“Nothing surpasses the beauty and elegance of a bad idea.” – Australian business consultant Craig Bruce
As I was running through my list of potential Mother’s Day presents a few days ago, I had an idea that makes perfect sense. Instead of celebrating Mother’s Day in May, which is one great month for golfers everywhere, why not celebrate it on the second week of February when at least two thirds of the country is stuck inside and the Super Bowl is over? That is a totally dead time for watching sports and giving up a little indoor, putting-practice time for a Sunday brunch with your family would actually be a fun break from the monotony of winter.
Think about it. This would be a great trade. A total Win-Win for almost all guy golfers.
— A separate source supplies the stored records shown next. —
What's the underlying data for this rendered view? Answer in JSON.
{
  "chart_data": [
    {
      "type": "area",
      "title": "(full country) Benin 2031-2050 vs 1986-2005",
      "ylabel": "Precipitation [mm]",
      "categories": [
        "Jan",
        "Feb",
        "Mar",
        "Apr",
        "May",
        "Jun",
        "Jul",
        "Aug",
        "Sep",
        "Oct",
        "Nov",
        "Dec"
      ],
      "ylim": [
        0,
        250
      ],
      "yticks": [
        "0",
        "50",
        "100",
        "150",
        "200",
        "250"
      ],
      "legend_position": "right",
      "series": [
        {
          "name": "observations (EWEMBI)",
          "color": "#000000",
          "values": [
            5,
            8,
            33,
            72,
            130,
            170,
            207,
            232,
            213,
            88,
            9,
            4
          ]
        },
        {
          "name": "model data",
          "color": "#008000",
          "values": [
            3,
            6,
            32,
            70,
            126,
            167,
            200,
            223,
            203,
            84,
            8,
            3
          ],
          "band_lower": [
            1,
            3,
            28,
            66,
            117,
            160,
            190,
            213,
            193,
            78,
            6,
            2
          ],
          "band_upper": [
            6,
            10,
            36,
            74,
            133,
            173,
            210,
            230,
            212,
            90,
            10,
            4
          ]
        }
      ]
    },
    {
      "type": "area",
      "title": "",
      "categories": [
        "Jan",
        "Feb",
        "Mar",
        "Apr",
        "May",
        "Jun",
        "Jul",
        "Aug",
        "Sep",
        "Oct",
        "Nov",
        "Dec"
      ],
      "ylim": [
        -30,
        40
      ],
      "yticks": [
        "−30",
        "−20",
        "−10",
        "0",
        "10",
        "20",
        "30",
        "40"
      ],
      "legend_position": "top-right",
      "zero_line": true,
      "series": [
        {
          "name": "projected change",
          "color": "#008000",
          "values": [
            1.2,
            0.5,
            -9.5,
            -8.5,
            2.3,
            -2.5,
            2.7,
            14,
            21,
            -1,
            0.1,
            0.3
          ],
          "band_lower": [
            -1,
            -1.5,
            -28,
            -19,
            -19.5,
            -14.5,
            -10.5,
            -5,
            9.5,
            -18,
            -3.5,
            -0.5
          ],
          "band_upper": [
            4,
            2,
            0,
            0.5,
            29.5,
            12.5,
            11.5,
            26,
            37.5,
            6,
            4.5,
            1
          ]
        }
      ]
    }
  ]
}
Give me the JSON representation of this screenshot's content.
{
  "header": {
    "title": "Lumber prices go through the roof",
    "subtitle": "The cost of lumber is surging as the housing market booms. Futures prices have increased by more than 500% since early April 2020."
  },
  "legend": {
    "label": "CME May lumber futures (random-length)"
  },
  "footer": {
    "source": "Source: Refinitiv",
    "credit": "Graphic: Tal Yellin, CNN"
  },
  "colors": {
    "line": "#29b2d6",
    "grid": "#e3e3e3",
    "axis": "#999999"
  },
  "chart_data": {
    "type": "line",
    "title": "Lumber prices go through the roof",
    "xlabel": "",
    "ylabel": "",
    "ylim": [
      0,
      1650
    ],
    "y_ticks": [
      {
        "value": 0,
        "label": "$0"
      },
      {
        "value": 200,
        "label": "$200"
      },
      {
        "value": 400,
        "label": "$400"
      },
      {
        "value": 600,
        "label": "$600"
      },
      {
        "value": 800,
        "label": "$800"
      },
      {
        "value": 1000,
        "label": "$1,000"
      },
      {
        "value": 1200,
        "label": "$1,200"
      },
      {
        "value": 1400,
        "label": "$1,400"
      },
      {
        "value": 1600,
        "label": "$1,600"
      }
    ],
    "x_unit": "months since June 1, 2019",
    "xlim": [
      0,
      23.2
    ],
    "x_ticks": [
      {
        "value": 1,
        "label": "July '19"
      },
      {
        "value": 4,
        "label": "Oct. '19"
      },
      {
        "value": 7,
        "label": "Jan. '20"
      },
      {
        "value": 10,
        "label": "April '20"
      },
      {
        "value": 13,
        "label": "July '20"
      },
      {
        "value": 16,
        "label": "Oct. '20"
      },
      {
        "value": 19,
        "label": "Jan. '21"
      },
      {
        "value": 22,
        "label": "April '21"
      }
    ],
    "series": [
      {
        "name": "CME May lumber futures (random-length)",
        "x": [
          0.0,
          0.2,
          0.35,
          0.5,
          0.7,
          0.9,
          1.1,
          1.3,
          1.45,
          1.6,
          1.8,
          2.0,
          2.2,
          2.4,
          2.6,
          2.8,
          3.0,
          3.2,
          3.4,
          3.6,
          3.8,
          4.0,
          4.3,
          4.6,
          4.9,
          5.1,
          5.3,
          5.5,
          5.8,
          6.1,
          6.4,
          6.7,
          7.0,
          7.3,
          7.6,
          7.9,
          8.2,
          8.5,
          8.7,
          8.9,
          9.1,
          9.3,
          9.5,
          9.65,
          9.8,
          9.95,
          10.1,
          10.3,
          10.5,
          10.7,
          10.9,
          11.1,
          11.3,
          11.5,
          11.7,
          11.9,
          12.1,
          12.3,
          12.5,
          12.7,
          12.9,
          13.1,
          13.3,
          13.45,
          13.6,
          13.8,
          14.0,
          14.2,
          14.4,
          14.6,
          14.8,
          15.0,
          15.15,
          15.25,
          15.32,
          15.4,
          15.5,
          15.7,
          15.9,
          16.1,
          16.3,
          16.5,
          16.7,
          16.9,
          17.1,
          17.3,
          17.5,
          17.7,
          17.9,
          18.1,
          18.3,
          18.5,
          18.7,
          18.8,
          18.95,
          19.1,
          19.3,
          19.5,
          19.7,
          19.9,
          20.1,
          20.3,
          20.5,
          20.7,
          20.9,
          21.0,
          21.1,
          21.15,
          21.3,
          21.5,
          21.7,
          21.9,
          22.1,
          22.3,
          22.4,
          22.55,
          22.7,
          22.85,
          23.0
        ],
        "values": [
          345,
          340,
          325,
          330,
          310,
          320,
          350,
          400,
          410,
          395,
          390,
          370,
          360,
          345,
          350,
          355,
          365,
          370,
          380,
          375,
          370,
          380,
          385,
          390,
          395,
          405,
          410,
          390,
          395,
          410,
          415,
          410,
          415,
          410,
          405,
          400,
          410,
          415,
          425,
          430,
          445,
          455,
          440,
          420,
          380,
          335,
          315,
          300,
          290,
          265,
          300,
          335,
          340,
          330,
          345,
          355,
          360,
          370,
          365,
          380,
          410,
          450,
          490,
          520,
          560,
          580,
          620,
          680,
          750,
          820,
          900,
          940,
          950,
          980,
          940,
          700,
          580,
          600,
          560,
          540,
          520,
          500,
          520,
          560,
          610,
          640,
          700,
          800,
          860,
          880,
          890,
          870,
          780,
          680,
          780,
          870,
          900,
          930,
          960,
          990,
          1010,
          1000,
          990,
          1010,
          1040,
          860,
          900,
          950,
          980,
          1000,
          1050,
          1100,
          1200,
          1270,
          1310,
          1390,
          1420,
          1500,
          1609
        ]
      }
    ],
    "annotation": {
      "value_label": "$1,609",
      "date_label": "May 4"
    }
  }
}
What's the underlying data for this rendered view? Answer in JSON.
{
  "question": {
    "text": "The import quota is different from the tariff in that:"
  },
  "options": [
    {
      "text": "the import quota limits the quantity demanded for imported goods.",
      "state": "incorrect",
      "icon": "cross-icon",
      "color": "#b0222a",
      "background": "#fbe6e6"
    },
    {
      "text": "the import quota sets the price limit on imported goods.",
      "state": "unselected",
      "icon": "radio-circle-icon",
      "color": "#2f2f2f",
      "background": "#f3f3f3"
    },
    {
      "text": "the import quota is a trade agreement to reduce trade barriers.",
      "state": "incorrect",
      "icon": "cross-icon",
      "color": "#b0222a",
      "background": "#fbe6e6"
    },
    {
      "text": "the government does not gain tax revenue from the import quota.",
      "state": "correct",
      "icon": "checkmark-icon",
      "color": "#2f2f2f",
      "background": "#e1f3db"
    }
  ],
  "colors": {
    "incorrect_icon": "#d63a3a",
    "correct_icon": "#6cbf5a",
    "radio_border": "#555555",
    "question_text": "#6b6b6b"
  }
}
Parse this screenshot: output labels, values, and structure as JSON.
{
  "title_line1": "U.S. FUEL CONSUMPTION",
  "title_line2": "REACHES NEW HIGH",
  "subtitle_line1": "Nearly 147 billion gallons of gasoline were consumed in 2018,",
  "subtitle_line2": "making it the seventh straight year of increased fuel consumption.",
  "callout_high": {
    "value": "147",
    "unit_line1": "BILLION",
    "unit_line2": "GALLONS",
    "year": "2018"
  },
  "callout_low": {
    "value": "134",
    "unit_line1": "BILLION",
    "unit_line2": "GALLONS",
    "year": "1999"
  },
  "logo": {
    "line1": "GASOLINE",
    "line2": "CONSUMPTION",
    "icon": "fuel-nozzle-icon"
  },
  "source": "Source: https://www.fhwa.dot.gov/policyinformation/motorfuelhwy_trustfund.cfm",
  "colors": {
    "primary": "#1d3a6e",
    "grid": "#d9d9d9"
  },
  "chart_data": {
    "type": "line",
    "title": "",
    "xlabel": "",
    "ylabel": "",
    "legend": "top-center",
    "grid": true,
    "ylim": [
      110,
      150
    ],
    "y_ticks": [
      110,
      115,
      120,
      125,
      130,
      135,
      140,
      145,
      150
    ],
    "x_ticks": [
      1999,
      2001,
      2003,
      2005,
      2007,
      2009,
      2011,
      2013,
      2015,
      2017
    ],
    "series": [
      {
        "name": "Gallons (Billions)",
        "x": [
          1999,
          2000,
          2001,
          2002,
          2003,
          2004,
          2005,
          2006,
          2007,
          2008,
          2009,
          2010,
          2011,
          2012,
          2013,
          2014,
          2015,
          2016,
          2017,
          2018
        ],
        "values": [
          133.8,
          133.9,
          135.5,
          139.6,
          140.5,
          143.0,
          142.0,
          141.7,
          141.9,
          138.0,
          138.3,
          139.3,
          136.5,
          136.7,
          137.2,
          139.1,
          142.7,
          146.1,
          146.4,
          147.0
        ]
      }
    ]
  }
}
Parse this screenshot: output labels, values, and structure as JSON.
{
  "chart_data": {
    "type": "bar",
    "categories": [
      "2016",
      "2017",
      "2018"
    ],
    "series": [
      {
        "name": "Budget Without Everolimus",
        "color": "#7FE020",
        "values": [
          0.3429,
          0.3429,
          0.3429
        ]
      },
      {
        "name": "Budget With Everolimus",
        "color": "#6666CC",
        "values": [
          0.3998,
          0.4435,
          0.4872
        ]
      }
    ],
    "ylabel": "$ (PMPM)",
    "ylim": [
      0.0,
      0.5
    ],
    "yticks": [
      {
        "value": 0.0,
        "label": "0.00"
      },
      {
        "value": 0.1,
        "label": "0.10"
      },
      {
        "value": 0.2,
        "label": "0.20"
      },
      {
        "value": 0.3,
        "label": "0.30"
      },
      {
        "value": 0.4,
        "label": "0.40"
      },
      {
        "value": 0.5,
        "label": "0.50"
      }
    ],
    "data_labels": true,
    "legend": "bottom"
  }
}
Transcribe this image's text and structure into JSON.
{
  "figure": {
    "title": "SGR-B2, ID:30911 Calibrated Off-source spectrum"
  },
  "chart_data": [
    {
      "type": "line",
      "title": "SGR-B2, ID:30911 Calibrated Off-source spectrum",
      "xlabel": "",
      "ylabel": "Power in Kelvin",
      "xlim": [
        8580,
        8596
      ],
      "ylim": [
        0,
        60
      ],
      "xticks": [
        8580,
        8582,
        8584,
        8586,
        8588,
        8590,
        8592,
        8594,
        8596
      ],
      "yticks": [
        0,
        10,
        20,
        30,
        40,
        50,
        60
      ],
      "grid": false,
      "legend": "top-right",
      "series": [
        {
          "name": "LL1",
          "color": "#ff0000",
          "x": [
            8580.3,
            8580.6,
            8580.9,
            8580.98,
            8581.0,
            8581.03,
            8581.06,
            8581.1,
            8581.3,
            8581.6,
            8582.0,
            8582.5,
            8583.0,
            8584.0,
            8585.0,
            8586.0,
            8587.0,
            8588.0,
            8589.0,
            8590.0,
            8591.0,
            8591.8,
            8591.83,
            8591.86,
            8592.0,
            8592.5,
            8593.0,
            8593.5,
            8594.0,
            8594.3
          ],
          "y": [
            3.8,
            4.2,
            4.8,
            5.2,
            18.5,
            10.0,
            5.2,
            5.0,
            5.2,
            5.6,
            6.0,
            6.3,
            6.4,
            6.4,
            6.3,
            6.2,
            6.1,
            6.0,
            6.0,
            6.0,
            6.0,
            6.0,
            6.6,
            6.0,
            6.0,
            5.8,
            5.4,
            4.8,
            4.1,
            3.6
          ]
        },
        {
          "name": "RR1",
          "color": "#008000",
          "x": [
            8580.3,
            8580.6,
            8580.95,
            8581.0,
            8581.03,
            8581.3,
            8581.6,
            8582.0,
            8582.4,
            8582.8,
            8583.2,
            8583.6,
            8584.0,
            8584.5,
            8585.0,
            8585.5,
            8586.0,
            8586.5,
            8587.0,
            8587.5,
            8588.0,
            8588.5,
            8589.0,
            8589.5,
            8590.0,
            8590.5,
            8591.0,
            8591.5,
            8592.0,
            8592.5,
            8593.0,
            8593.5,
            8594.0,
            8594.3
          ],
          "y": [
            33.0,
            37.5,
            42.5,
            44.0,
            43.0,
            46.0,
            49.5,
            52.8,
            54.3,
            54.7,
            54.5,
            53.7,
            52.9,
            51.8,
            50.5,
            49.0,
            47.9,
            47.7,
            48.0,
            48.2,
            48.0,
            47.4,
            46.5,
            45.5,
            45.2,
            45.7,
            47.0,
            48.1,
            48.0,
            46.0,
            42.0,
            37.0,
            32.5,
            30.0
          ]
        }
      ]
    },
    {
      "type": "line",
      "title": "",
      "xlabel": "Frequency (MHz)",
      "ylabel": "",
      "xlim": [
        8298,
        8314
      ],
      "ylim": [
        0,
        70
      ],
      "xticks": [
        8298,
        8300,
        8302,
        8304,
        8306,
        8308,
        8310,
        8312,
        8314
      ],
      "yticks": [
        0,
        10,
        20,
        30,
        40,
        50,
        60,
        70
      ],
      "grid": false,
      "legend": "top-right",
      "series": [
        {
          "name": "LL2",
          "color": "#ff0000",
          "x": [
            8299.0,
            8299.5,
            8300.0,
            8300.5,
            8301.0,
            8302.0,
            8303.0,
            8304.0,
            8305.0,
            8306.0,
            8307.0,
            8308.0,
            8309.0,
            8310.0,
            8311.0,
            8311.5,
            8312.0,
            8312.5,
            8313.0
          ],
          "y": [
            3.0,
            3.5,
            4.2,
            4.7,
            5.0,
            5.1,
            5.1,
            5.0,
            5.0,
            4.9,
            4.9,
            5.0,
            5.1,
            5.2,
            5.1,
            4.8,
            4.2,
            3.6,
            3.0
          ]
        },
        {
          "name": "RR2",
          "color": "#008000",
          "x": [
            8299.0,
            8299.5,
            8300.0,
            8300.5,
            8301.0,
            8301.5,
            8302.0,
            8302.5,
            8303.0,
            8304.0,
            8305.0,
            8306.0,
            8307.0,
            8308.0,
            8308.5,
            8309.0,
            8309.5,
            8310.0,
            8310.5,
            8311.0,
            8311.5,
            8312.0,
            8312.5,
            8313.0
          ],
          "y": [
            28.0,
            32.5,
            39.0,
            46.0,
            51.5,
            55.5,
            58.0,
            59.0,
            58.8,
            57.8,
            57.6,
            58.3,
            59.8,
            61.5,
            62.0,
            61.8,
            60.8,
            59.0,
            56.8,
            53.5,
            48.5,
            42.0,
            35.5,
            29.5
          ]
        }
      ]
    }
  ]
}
I realize that officially changing the date of Mother’s Day may take time as well as a well-orchestrated PR campaign, so in the meantime, I have been thinking about approaching my wife, Nancy, about making the switch “official” in our household. Nancy would still get her day and all of the accompanying accolades and gifts and I would get an extra day of golf.
As a salesman for most of my life, I learned that you have to ask for the sale. As Super Sales Motivator Zig Ziglar said, “We miss 100 percent of the sales we don’t ask for.” In other words, why not make the approach? Is there ever a downside in bringing up this very well-thought-out idea?
The answer to my OWN question is: Hell, yes! This is MY DUMBEST idea ever for many reasons:
Reason No. 1: While I think I have a sound argument for the change, this request goes against the time-tested rule: “If it ain't broke, don't fix it.” Also, “Don’t spit into the wind,” comes to mind.
Reason No. 2: Gautama Buddha said, “Love lasts when the relationship comes first.” Those words hit me like a 2-by-4 to the head.
Reason No. 3: I have two wonderful, loving daughters, but I can already see their if-looks-could-kill stares if I even broached the subject at a family dinner.
Reason No. 4: There are longstanding rules between a husband and wife. Rule No. 1 is: Only the wife can change the rules.
Reason No. 5: English writer P.G. Wodehouse said, “A golfer needs a loving wife to whom he can describe the day's play through the long evening.” I doubt if Nancy would listen to my ramblings about missed putts, unruly winds, bad bounces, malevolent rough and overly lucky opponents if I tried to move her BIG DAY from a flowery May Sunday to a dreary February Sunday.
What I must always remember are these words: A loving wife and devoted mother is truly heaven sent – and if she is married to a golfer, a candidate for sainthood!
It looks like it’s going to be a glorious weekend for toasting mothers and playing a round or two of golf.